10/05/2026
“কি দিবো যাদৱ ৰায়” | Traditional Assamese Lokogeet | Arun Ramdhan | Rahul Dev Nath | Folk Archives
For a long time, I’ve wanted to slow things down here — to step away from the noise, point the camera toward the things that rarely make it onto a screen, and simply let them exist as they are. This is the beginning of that journey.
The idea is simple: to travel and document real, living folk music — songs that were never written down, songs passed from one generation to the next by memory, voice, and feeling alone. I’m starting close to home, with the tribes and communities of Northeast India, and over time, I hope to carry this journey across the country.
No studio polish. No autotune. Just the song, the singer, and the place the song belongs to.
The only thing you’ll hear beneath the voice is a soft pad and a quiet bass line — held back on purpose, just enough to hold the song gently without ever standing in its way.
For this first episode, I’m in North Lakhimpur, Assam, at Padumoni Aai Than — a sacred shrine dedicated to Maa Padumoni, a form of the Mother Goddess. Resting quietly beside the highway and surrounded by green, this place has welcomed people for generations — to pray, to gather, and to sing.

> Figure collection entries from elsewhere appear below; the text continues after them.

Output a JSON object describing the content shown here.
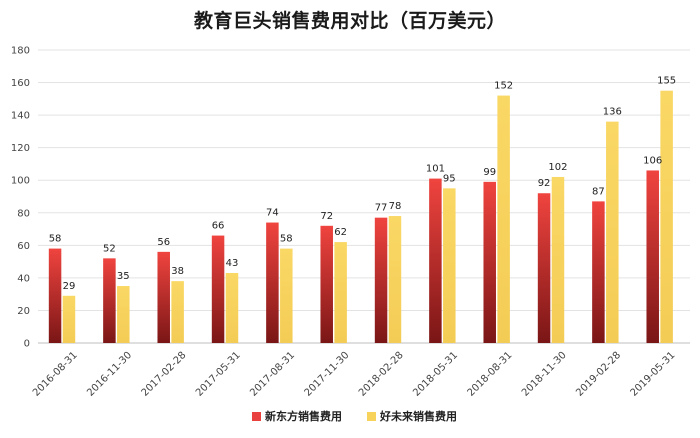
{
  "chart_data": {
    "type": "bar",
    "title": "教育巨头销售费用对比（百万美元）",
    "xlabel": "",
    "ylabel": "",
    "ylim": [
      0,
      180
    ],
    "yticks": [
      0,
      20,
      40,
      60,
      80,
      100,
      120,
      140,
      160,
      180
    ],
    "grid": true,
    "legend_position": "bottom",
    "categories": [
      "2016-08-31",
      "2016-11-30",
      "2017-02-28",
      "2017-05-31",
      "2017-08-31",
      "2017-11-30",
      "2018-02-28",
      "2018-05-31",
      "2018-08-31",
      "2018-11-30",
      "2019-02-28",
      "2019-05-31"
    ],
    "series": [
      {
        "name": "新东方销售费用",
        "color": "#e8413f",
        "values": [
          58,
          52,
          56,
          66,
          74,
          72,
          77,
          101,
          99,
          92,
          87,
          106
        ]
      },
      {
        "name": "好未来销售费用",
        "color": "#f7d35c",
        "values": [
          29,
          35,
          38,
          43,
          58,
          62,
          78,
          95,
          152,
          102,
          136,
          155
        ]
      }
    ]
  }
}
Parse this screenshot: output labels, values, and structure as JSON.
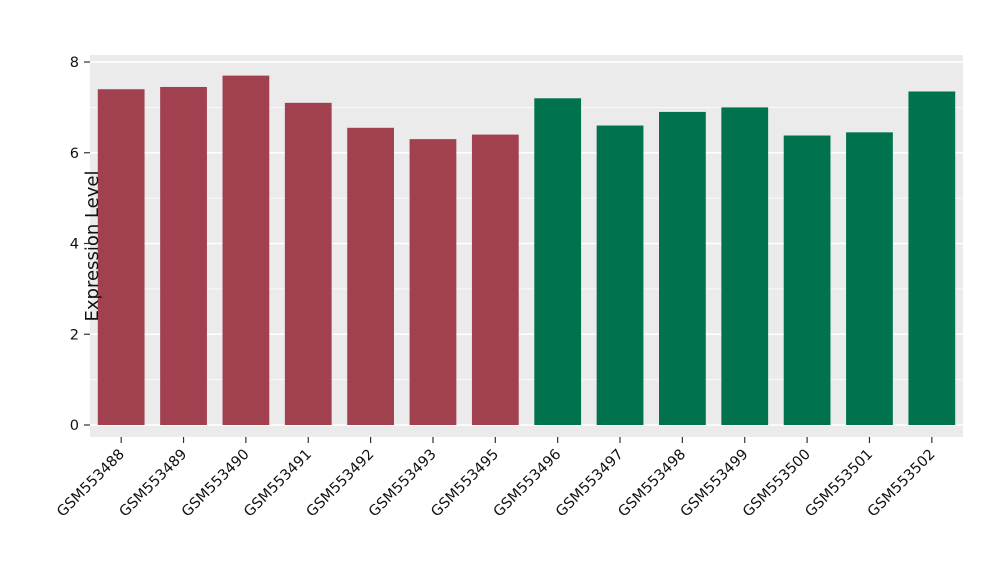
{
  "chart_data": {
    "type": "bar",
    "title": "",
    "xlabel": "",
    "ylabel": "Expression Level",
    "categories": [
      "GSM553488",
      "GSM553489",
      "GSM553490",
      "GSM553491",
      "GSM553492",
      "GSM553493",
      "GSM553495",
      "GSM553496",
      "GSM553497",
      "GSM553498",
      "GSM553499",
      "GSM553500",
      "GSM553501",
      "GSM553502"
    ],
    "values": [
      7.4,
      7.45,
      7.7,
      7.1,
      6.55,
      6.3,
      6.4,
      7.2,
      6.6,
      6.9,
      7.0,
      6.38,
      6.45,
      7.35
    ],
    "group_of": [
      0,
      0,
      0,
      0,
      0,
      0,
      0,
      1,
      1,
      1,
      1,
      1,
      1,
      1
    ],
    "group_colors": [
      "#a1414f",
      "#00724e"
    ],
    "ylim": [
      0,
      8
    ],
    "yticks": [
      0,
      2,
      4,
      6,
      8
    ],
    "grid": "on",
    "legend": "none",
    "panel_bg": "#ebebeb",
    "grid_color": "#ffffff",
    "tick_color": "#333333",
    "text_color": "#111111"
  }
}
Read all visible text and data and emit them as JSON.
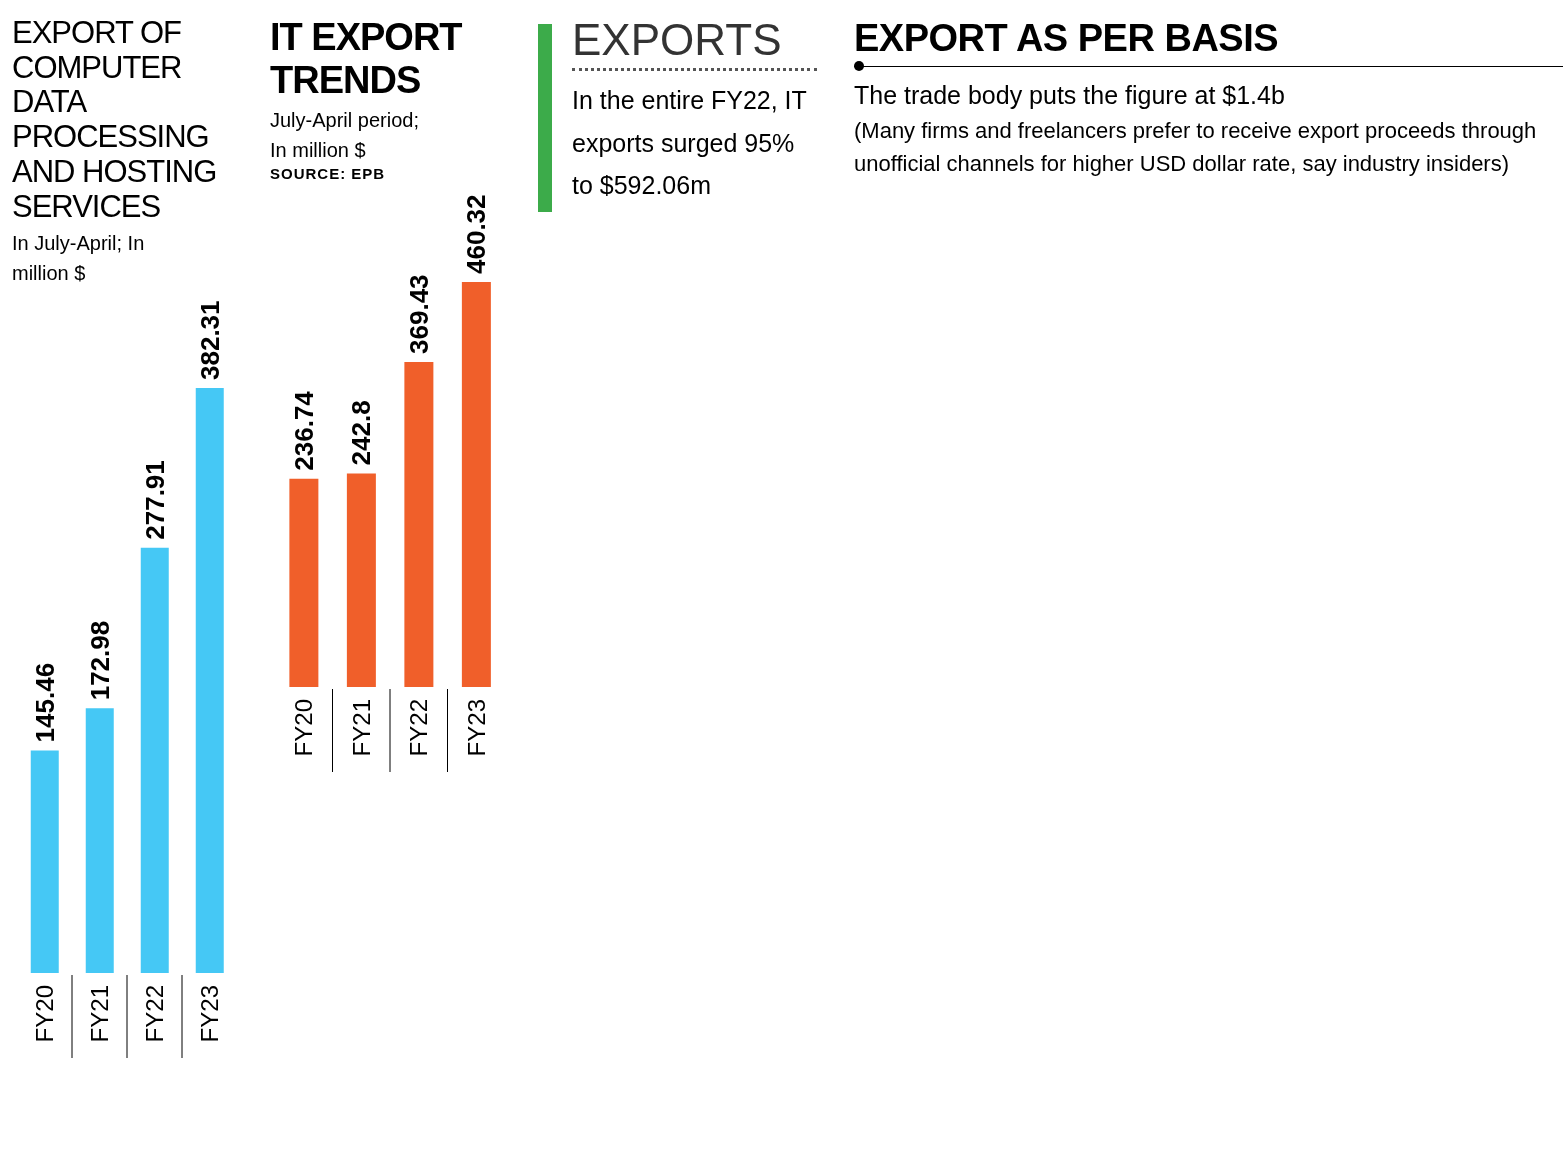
{
  "chart_data": [
    {
      "type": "bar",
      "title": "EXPORT OF COMPUTER DATA PROCESSING AND HOSTING SERVICES",
      "subtitle": "In July-April; In million $",
      "categories": [
        "FY20",
        "FY21",
        "FY22",
        "FY23"
      ],
      "values": [
        145.46,
        172.98,
        277.91,
        382.31
      ],
      "color": "#45c8f5",
      "data_labels": true
    },
    {
      "type": "bar",
      "title": "IT EXPORT TRENDS",
      "subtitle": "July-April period; In million $",
      "annotations": [
        "SOURCE: EPB"
      ],
      "categories": [
        "FY20",
        "FY21",
        "FY22",
        "FY23"
      ],
      "values": [
        236.74,
        242.8,
        369.43,
        460.32
      ],
      "color": "#f05f2a",
      "data_labels": true
    },
    {
      "type": "other",
      "title": "EXPORTS",
      "annotations": [
        "In the entire FY22, IT exports surged 95% to $592.06m"
      ]
    },
    {
      "type": "other",
      "title": "EXPORT AS PER BASIS",
      "annotations": [
        "The trade body puts the figure at $1.4b",
        "(Many firms and freelancers prefer to receive export proceeds through unofficial channels for higher USD dollar rate, say industry insiders)"
      ]
    }
  ]
}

The two artists you’re about to meet are Arun and Ram Dhan. They are wandering musicians in the oldest sense of the word. They walk from place to place carrying their instruments, singing songs wherever they go. What they earn in a day is what they live on that night.
The song they bring to us is called “কি দিবো যাদৱ ৰায়” (Ki Dibo Jadav Ray), a traditional Assamese Lokogeet. It is the voice of a devotee standing before God with empty hands, asking: What do I truly have that is worthy enough to offer you?

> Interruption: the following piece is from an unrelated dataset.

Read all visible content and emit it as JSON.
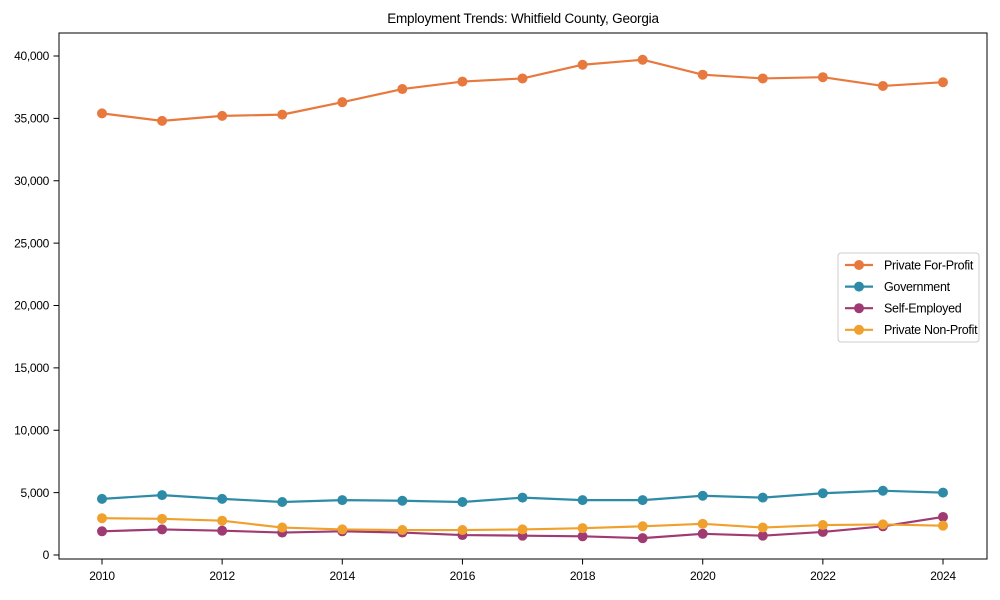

Coming from these two men — carrying their lives on their shoulders and their faith in their voices — the question lands somewhere very deep.
So sit down for a few minutes and listen.
What no school taught them, no record label shaped, and no algorithm discovered — they carry within them.
This is memory.
This is inheritance.
This is offering.
Turn the volume up, put your phone aside, and let Arun and Ram Dhan take you where the song wishes to go.